A number of toxic substances that humans encounter regularly may pose serious health risks. Pesticide residues on vegetable crops, mercury in fish, and many industrially produced chemicals may cause cancer, birth defects, genetic mutations, or death. Many chemicals have been found to mimic estrogen, the hormone that controls the development of the female reproductive system in a large number of animal species. Preliminary results indicate that these chemicals, in trace amounts, may disrupt development and lead to a host of serious problems in both males and females, including infertility, increased mortality of offspring, and behavioral changes such as increased aggression.

Factors Threatening The Environment: Environmental Racism


Studies have shown that not all individuals are equally exposed to pollution.
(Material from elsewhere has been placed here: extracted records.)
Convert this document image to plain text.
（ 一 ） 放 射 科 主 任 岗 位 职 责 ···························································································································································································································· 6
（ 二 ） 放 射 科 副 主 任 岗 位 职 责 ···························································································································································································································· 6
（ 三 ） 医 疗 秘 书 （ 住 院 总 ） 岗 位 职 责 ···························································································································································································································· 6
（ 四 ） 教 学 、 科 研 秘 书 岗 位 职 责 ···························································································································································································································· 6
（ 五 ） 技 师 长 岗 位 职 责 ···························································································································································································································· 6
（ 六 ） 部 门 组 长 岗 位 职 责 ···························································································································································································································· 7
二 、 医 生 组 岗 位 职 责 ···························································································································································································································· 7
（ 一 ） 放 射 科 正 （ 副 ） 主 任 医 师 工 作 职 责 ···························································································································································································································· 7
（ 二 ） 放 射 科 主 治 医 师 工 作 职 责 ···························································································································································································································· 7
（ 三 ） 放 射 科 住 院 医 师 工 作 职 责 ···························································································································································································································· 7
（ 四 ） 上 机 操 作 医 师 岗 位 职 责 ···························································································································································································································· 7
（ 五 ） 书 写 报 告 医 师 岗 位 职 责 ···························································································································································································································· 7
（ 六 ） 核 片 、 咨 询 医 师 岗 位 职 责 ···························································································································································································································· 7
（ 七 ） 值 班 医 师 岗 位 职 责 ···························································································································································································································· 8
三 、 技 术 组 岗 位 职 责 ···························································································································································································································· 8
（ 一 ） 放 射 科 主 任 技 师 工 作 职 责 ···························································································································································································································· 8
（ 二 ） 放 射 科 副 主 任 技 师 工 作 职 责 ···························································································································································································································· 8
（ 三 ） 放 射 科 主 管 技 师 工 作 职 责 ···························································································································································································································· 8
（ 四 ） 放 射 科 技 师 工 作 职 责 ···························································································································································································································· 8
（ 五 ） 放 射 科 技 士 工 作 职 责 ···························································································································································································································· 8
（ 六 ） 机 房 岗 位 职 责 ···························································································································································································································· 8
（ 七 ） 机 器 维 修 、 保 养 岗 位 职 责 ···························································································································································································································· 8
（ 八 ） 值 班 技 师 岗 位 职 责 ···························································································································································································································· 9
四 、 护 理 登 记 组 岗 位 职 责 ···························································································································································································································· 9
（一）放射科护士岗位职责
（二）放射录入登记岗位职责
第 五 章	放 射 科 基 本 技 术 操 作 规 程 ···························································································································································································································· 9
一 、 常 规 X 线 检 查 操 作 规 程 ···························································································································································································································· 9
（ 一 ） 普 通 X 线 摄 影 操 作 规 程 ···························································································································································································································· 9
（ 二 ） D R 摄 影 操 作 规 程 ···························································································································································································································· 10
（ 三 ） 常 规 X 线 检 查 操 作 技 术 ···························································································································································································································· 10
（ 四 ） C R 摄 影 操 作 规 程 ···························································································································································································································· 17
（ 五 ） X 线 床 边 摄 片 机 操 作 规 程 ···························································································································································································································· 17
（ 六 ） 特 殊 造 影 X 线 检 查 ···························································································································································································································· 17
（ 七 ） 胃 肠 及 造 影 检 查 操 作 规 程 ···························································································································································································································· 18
For example, worldwide toxic-waste sites are more prevalent in poorer communities. Three of the five largest commercial hazardous-waste landfills in America are in predominantly black or Hispanic neighborhoods, and three out of every five black or Hispanic Americans live in the vicinity of an uncontrolled toxic-waste site. The wealth of a community is not nearly as good a predictor of hazardous-waste locations as the ethnic background of the residents, suggesting that the selection of sites for hazardous-waste disposal involves racism.

Environmental racism takes international forms as well. American corporations often continue to produce dangerous, U.S.-banned chemicals and ship them to developing countries. Additionally, the developed world has shipped large amounts of toxic waste to developing countries for less-than-safe disposal. For instance, experts estimate that 50 to 80 percent of electronic waste produced in the United States, including computer parts, is shipped to waste sites in developing countries, such as China and India. At a waste site in Giuyu, China, laborers with no protective clothing regularly burn plastics and circuit boards from old computers. They pour acid on electronic parts to extract silver and gold, and they smash cathode-ray tubes from computer monitors to remove lead. These activities so pollute the groundwater beneath the site that drinking water is trucked in to the area from a town 29 km (18 mi) away.

Factors Threatening The Environment: Energy Production


The limited supply of fossil fuels, coupled with their contributions to global warming, air pollution, and acid rain, makes it clear that alternative forms of energy will be needed to fuel industrial production and transportation. A number of energy alternatives are available, but many of these options are unlikely to replace fossil fuels in the foreseeable future because they cost more, produce less energy than fossil fuels, or pose safety risks.

A handful of countries produce a portion of their electricity using nuclear energy. But many people oppose nuclear energy because an accident can cause massive devastation. The 1986 accident at the Chernobyl’ nuclear power plant in the Ukraine scattered radioactive contamination over a large part of Europe. Approximately 200,000 people were evacuated, and human health has been dramatically affected. Studies in 1999 found that the rate of thyroid cancer in young Ukrainian children was ten times higher than was the norm prior to the accident.

One reasonable solution combines conservation strategies with the increased use of solar energy. The price of solar energy relative to traditional fuels has steadily dropped, and if environmental concerns were factored into the cost, solar power would already be significantly cheaper.